Cumhuriyet Bir Duygudur

Cumhuriyet, bir coşku değil, bir duygu hâlidir. Bir öğrencinin “ben de doktor olabilirim” demesinde, bir kadının “benim de hakkım var” diyebilmesinde, bir gencin “bu ülke için üretirim” diye düşünmesinde yaşar. Cumhuriyet, her 29 Ekim sabahı yeniden doğar. Bayraklar dalgalanırken, içimizdeki özgür insan da ayağa kalkar.

Gençlere emanet edilen CUMHURİYET; “Ey yükselen yeni nesil! Cumhuriyeti biz kurduk; onu yaşatacak ve yükseltecek sizsiniz.”

Öğretmelere emanet edilen CUMHURİYET; “Cumhuriyet sizden fikri hür, vicdanı hür, irfanı hür nesiller ister.”
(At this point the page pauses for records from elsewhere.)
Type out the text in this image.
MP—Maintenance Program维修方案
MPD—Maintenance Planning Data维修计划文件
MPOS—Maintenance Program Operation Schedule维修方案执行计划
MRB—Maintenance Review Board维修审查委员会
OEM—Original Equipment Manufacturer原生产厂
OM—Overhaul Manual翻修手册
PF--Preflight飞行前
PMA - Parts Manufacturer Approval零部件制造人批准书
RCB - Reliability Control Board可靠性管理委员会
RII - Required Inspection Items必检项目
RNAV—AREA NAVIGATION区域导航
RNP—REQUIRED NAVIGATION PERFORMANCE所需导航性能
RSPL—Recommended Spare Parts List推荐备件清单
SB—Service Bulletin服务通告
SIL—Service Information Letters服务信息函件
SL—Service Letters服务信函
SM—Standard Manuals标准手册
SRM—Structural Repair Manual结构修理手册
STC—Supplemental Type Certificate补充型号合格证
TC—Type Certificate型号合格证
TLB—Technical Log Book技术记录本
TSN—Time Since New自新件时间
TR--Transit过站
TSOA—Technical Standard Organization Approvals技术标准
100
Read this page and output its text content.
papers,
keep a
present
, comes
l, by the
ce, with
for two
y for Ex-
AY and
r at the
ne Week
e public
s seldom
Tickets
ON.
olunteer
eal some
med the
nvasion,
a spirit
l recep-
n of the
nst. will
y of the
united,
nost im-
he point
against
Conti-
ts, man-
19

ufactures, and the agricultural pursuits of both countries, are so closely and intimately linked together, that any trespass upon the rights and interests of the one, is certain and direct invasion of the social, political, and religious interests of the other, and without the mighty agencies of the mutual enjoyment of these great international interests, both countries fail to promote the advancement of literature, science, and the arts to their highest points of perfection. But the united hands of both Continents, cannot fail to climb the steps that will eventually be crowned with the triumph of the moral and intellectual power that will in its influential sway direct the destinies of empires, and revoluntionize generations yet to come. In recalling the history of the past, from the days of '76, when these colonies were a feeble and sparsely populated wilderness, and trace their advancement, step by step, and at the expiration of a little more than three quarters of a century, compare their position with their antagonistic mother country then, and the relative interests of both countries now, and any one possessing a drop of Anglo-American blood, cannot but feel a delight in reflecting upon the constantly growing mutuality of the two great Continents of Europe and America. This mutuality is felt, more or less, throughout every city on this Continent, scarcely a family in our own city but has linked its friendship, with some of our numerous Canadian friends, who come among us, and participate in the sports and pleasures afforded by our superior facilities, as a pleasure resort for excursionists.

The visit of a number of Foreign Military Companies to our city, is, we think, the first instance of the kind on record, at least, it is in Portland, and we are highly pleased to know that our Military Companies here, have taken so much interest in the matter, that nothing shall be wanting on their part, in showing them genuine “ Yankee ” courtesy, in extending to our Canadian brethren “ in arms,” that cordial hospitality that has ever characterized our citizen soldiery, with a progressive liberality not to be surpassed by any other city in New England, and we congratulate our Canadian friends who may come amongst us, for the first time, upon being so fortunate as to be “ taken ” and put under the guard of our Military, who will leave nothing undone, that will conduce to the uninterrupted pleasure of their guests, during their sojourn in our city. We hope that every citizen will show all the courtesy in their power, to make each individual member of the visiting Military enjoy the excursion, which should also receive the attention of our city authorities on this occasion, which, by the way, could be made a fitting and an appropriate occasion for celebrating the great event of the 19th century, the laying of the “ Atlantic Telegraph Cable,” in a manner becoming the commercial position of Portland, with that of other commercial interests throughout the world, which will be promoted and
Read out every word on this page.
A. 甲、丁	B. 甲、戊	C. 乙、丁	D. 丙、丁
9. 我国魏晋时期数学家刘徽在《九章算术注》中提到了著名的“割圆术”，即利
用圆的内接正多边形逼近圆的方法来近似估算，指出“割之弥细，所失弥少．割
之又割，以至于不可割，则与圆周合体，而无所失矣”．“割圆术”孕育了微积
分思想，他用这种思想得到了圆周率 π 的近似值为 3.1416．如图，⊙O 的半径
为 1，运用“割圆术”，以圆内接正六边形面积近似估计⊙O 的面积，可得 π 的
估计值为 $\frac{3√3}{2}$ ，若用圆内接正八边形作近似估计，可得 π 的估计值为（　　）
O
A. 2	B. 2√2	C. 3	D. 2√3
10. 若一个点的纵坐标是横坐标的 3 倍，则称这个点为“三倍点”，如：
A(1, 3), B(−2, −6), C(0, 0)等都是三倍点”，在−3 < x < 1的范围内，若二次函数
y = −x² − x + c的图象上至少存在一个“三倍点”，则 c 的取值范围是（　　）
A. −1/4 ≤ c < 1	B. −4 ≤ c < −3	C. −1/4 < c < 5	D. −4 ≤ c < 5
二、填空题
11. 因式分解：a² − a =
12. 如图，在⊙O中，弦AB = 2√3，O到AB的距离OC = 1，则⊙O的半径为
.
Millete emanet edilen CUMHURİYET; “Cumhuriyeti kuranlar, onu koruyacak kuvvetin yine milletin kendisi olduğunu asla unutmamalıdır.”

Ne mutlu, hem insan olmanın onurunu hem Cumhuriyet’in bilincini birlikte taşıyabilene!

Ne mutlu Cumhuriyet’i sadece kutlayan değil, her gün yaşayan bireylere!